Still, that will take time to determine. Had the patients in the Jemperli trial failed, their doctors would have taken them down a more traditional pathway of surgery, radiation therapy and chemotherapy. The three-year disease-free survival rate for that regimen is as high as 77%.

Outcomes have been worse for patients like the eight subjects in the Jemperli trial who had Lynch syndrome, an inherited condition that puts people at significantly higher risk of rectal, colon and other cancers. Not to mention, the functional consequences of the operative approach, which can lead to a lifetime of colostomy bags, make it a grueling one.

That brings up a third challenge: recruiting a control group when the standard of care is so toxic and immunotherapy shows such a beneficial upside.

“There may be people who are afraid of doing immunotherapy and are willing to be randomized, but it’s going to be hard to have a control arm on this. I think hard-to-almost-impossible,” Schlechter said.

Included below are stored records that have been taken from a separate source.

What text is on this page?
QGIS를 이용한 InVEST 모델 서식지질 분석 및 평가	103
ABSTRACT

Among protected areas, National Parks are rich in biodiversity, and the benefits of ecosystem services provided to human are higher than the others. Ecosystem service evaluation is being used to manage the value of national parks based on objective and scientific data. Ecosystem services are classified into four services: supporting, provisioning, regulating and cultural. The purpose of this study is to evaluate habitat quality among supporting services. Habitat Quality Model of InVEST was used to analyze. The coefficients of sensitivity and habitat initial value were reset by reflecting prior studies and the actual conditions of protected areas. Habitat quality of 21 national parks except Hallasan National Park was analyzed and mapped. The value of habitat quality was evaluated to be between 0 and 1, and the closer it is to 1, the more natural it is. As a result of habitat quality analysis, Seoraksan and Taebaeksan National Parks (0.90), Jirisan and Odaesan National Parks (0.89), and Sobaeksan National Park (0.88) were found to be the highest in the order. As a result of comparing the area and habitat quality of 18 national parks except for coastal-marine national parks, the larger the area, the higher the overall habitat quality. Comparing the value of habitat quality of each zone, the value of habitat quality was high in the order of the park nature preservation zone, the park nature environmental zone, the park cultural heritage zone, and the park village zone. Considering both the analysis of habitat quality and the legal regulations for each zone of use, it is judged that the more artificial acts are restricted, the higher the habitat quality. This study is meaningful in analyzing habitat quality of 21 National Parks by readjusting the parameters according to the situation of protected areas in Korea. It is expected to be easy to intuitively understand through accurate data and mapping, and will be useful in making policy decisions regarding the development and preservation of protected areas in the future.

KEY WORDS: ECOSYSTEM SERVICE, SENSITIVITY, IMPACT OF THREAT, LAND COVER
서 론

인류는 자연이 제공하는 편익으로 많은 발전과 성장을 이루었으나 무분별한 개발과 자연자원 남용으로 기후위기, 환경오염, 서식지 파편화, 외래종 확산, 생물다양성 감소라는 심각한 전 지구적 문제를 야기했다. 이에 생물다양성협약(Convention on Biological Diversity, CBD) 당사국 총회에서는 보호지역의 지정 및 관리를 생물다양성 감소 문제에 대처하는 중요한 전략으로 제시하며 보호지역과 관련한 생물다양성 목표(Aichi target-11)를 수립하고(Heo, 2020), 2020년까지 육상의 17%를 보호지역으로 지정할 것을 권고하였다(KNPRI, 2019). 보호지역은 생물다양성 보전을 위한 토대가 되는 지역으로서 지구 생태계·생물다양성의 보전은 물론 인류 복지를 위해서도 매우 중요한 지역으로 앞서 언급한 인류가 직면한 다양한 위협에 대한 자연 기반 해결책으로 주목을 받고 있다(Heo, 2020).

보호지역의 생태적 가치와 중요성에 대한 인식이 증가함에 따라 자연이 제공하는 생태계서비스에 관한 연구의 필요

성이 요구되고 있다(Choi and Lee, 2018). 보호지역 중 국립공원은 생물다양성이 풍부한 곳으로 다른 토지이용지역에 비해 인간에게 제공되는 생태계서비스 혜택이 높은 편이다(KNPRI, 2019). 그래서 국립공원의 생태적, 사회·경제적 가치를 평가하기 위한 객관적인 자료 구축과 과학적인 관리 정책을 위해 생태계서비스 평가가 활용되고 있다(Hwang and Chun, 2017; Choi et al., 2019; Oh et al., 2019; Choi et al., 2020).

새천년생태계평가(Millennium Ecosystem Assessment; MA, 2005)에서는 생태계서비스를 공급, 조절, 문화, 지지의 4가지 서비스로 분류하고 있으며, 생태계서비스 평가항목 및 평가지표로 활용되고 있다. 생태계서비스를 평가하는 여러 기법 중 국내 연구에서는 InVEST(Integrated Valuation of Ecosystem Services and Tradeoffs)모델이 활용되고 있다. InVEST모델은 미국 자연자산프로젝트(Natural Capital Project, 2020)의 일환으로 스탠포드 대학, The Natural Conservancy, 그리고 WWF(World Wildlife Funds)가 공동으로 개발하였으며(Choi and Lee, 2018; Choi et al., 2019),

To design a study, researchers could compare against a retrospective response or just design it so that everyone gets the checkpoint inhibitor, he explained.

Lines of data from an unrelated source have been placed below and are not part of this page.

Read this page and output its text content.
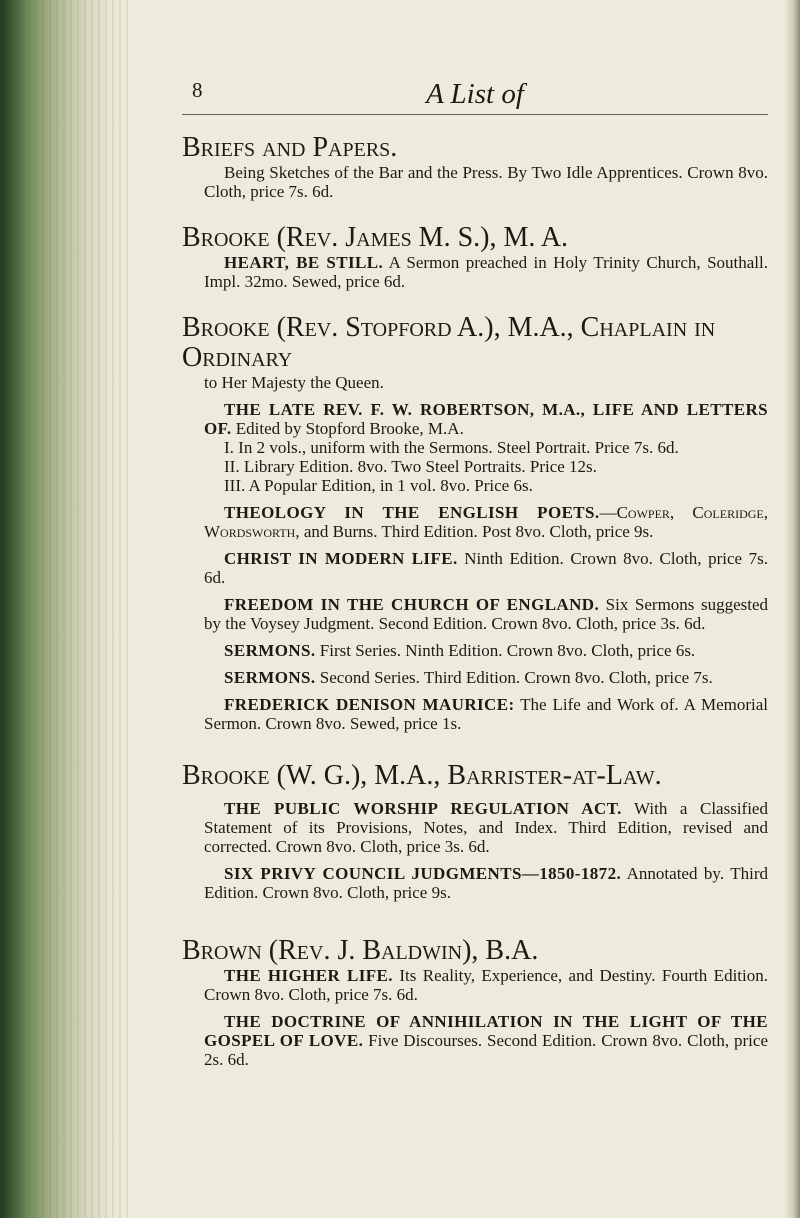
8	A List of
Briefs and Papers.

Being Sketches of the Bar and the Press. By Two Idle Apprentices. Crown 8vo. Cloth, price 7s. 6d.

Brooke (Rev. James M. S.), M. A.

HEART, BE STILL. A Sermon preached in Holy Trinity Church, Southall. Impl. 32mo. Sewed, price 6d.

Brooke (Rev. Stopford A.), M.A., Chaplain in Ordinary

to Her Majesty the Queen.

THE LATE REV. F. W. ROBERTSON, M.A., LIFE AND LETTERS OF. Edited by Stopford Brooke, M.A.

I. In 2 vols., uniform with the Sermons. Steel Portrait. Price 7s. 6d.
II. Library Edition. 8vo. Two Steel Portraits. Price 12s.
III. A Popular Edition, in 1 vol. 8vo. Price 6s.

THEOLOGY IN THE ENGLISH POETS.—Cowper, Coleridge, Wordsworth, and Burns. Third Edition. Post 8vo. Cloth, price 9s.

CHRIST IN MODERN LIFE. Ninth Edition. Crown 8vo. Cloth, price 7s. 6d.

FREEDOM IN THE CHURCH OF ENGLAND. Six Sermons suggested by the Voysey Judgment. Second Edition. Crown 8vo. Cloth, price 3s. 6d.

SERMONS. First Series. Ninth Edition. Crown 8vo. Cloth, price 6s.

SERMONS. Second Series. Third Edition. Crown 8vo. Cloth, price 7s.

FREDERICK DENISON MAURICE: The Life and Work of. A Memorial Sermon. Crown 8vo. Sewed, price 1s.

Brooke (W. G.), M.A., Barrister-at-Law.

THE PUBLIC WORSHIP REGULATION ACT. With a Classified Statement of its Provisions, Notes, and Index. Third Edition, revised and corrected. Crown 8vo. Cloth, price 3s. 6d.

SIX PRIVY COUNCIL JUDGMENTS—1850-1872. Annotated by. Third Edition. Crown 8vo. Cloth, price 9s.

Brown (Rev. J. Baldwin), B.A.

THE HIGHER LIFE. Its Reality, Experience, and Destiny. Fourth Edition. Crown 8vo. Cloth, price 7s. 6d.

THE DOCTRINE OF ANNIHILATION IN THE LIGHT OF THE GOSPEL OF LOVE. Five Discourses. Second Edition. Crown 8vo. Cloth, price 2s. 6d.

On the bright side, picking up study sponsors for trials in this population shouldn’t be difficult. The small biotech firm Tesaro, which was bought by GSK in 2018, was the only one willing to provide its drug for the phase 2 study. Given the results, other researchers looking into the MMRd cohort are bound to get a warmer reception from drugmakers like Merck and Bristol Myers Squibb, both of which sell PD-1 drugs.

While the results aren’t population level, they do have possible read-across to other Lynch syndrome-associated cancers. For instance, there is endometrial cancer that is mismatch repair deficient, as well as pancreatic, stomach and esophageal cancer.

“This does open a broad question about surgery versus all these other interventions versus immunotherapy in those populations,” Schlechter said.

The oncologist said he found it “extremely unusual” that the MSK group reported an intended curative effect of therapy when all patients hadn’t been followed up for six months. Nevertheless, he applauded the effort.

“In some ways, the most impressive thing they did was not overreact,” he said. “It takes real bravery to do that, to not jump out after three months and do surgery.”

Taking on a study like this in an exceptionally rare form of cancer involved a major risk, he continued. “If it failed, we’d never have known because it would have been whispered. No one would have said anything.”